The first gap is the low number of children who know their status. Scale up of HIV testing for children and adolescents should include virologic testing of HIV‐exposed infants as well as serologic testing of older children and adolescents who may have been missed by infant Angola testing programmes. One of the most promising ways to do this is through family‐based index testing. This approach involves inviting adults living with HIV who are enrolled in care to test their children—either in facilities or in their homes or community. Several studies have shown that family‐based index testing is well accepted and results in a high “positivity” rate—even in low prevalence settings [4, 5]. In 2022, a UNICEF‐led family‐based index testing initiative in just two districts in Tanzania found 120 new cases of children living with HIV out of 866 children tested—a yield of almost 14%. Expanded models of family‐based index testing to include children whose parent(s) may have died of AIDS‐related causes could help to ensure that additional undiagnosed HIV cases are identified, and children and adolescents are linked to treatment, care and support.

Strategy 2

Linking all newly diagnosed children to treatment is essential to address the second gap in the treatment cascade—the low numbers of children and adolescents living with HIV who are on ART. One important advantage of testing children in a family where other individuals are living with HIV is that parents and caregivers are more likely to ensure that children with a positive test are brought to care. In settings where paediatric HIV services remain centralized, national programmes should harness community systems to ensure that families receive the support they need to initiate children on timely treatment following a positive diagnosis.

Strategy 3

To address the final gap of poor rates of viral suppression among children, outdated paediatric treatment regimens must urgently be replaced with optimized therapy for all children. The approval of generic child‐friendly dolutegravir (DTG) in both single‐drug tablets and more recently fixed‐dose combinations is a significant breakthrough that could transform paediatric outcomes. To date, 89 countries are procuring paediatric DTG, and it is estimated that 62% of children on ART are receiving DTG‐containing regimens. This estimate is based on data from 17 countries which together represent two‐thirds of the global population of children on ART [6, 7]. Coverage of paediatric DTG has almost doubled since 2021 but is still far short of adult DTG coverage which is in excess of 90%. DTG‐containing regimens are clinically superior, present a higher genetic barrier to resistance and have fewer side effects than other treatment options. Rapidly transitioning all children on ART to these regimens would significantly improve paediatric treatment outcomes and rates of viral suppression.

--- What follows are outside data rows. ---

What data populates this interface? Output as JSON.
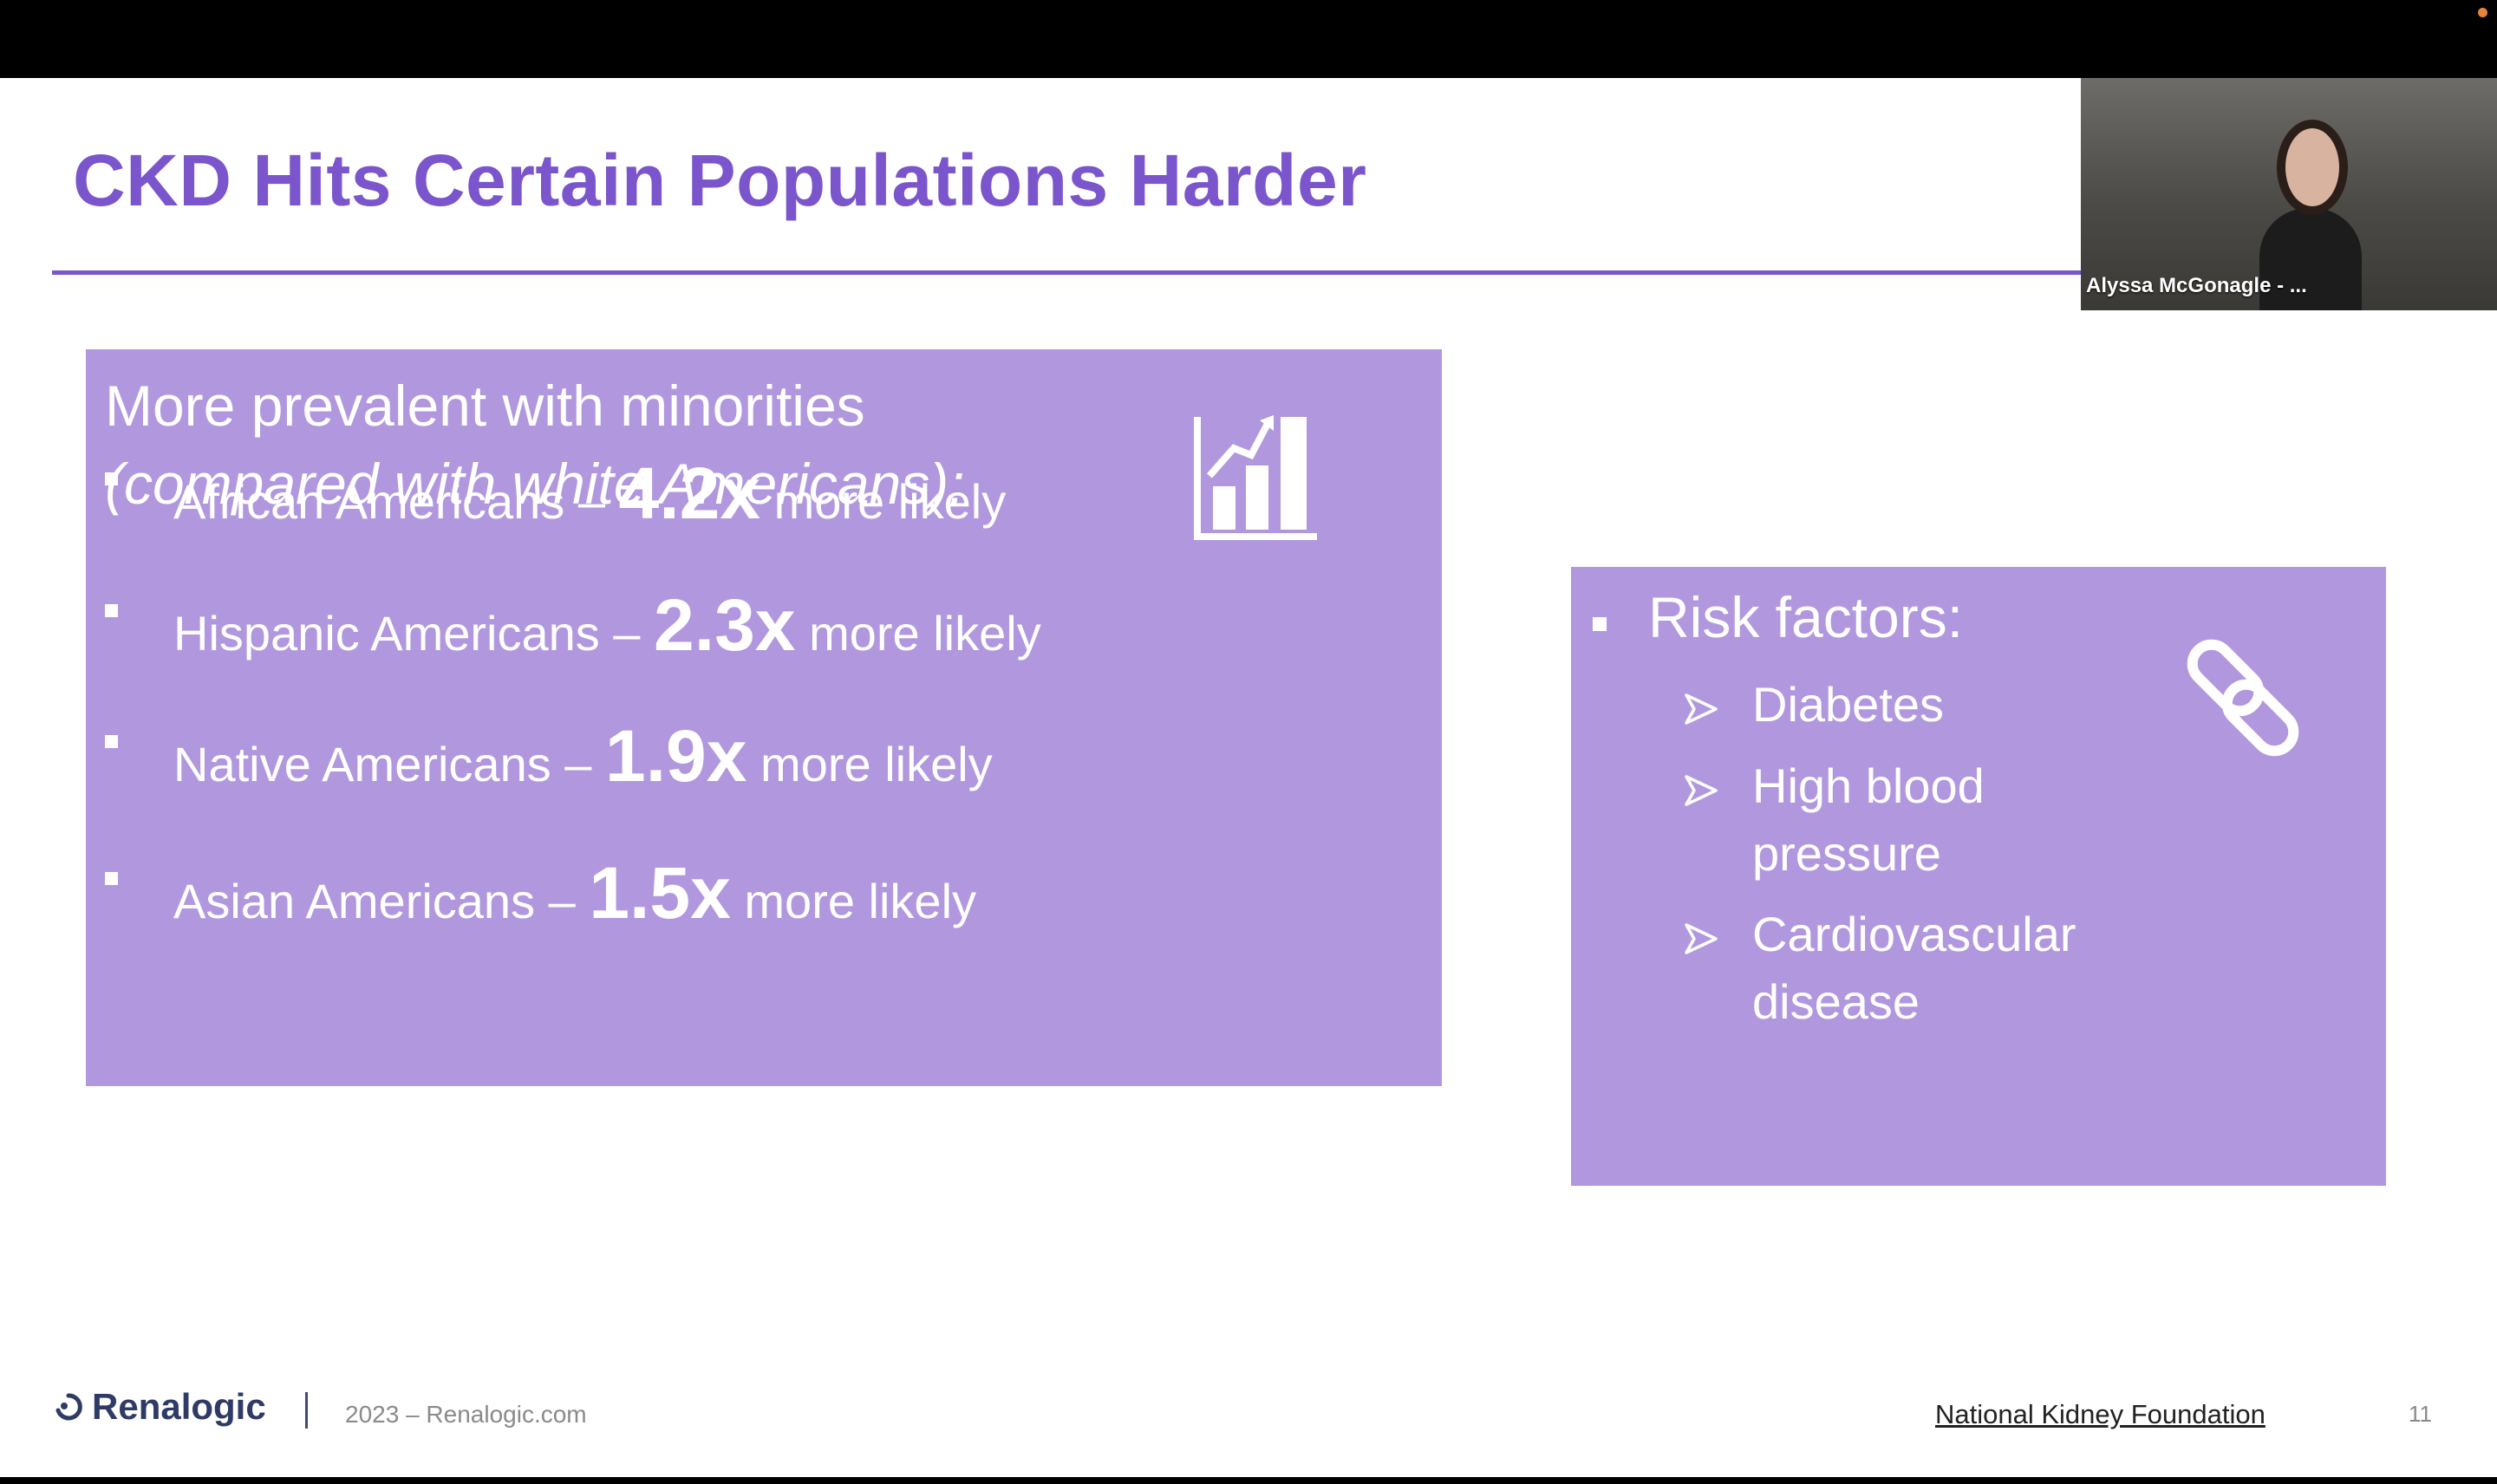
{
  "slide": {
    "title": "CKD Hits Certain Populations Harder",
    "left_box": {
      "heading_line1": "More prevalent with minorities",
      "heading_line2": "(compared with white Americans):",
      "icon": "bar-chart-growth-icon",
      "rows": [
        {
          "group": "African Americans – ",
          "multiplier": "4.2x",
          "suffix": " more likely"
        },
        {
          "group": "Hispanic Americans – ",
          "multiplier": "2.3x",
          "suffix": " more likely"
        },
        {
          "group": "Native Americans – ",
          "multiplier": "1.9x",
          "suffix": " more likely"
        },
        {
          "group": "Asian Americans – ",
          "multiplier": "1.5x",
          "suffix": " more likely"
        }
      ]
    },
    "right_box": {
      "heading": "Risk factors:",
      "icon": "chain-link-icon",
      "items": [
        "Diabetes",
        "High blood pressure",
        "Cardiovascular disease"
      ]
    },
    "footer": {
      "logo_text": "Renalogic",
      "copyright": "2023 – Renalogic.com",
      "link_text": "National Kidney Foundation",
      "page_number": "11"
    }
  },
  "video": {
    "participant_name": "Alyssa McGonagle - ..."
  },
  "colors": {
    "title_purple": "#7a55cc",
    "box_lavender": "#b198de",
    "logo_navy": "#2f3b66"
  }
}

In conclusion, while we have made considerable progress in preventing HIV in children, the gaps between adults and children living with HIV continue to widen across the treatment cascade. The reasons for this are complex but the solutions do not have to be. A concerted effort is needed now so that every child living with HIV has access to diagnosis and high‐quality treatment and care. Global cooperation, and targeted action by donors, implementers and national partners are key to ending the inequities and ultimately ending AIDS for future generations.

COMPETING INTERESTS

The authors declare that they have no competing interests.

AUTHORS’ CONTRIBUTIONS

The authors have contributed equally to the development of this Viewpoint.

FUNDING

No donor or other funds were used in the writing and research for this Viewpoint.

DISCLAIMER

The views expressed in this Viewpoint are the opinions of the authors.

ACKNOWLEDGEMENTS

The authors acknowledge the valuable contribution of UNICEF staff including Chibwe Lamba and Ruslan Malyuta.

ENDNOTES

*

Angola, Cameroun, Cote‐d'Ivoire, Democratic Republic of Congo, Kenya, Mozambique, Nigeria, South Africa, Tanzania, Uganda, Zambia and Zimbabwe.

Unpublished data provided courtesy of UNICEF Tanzania.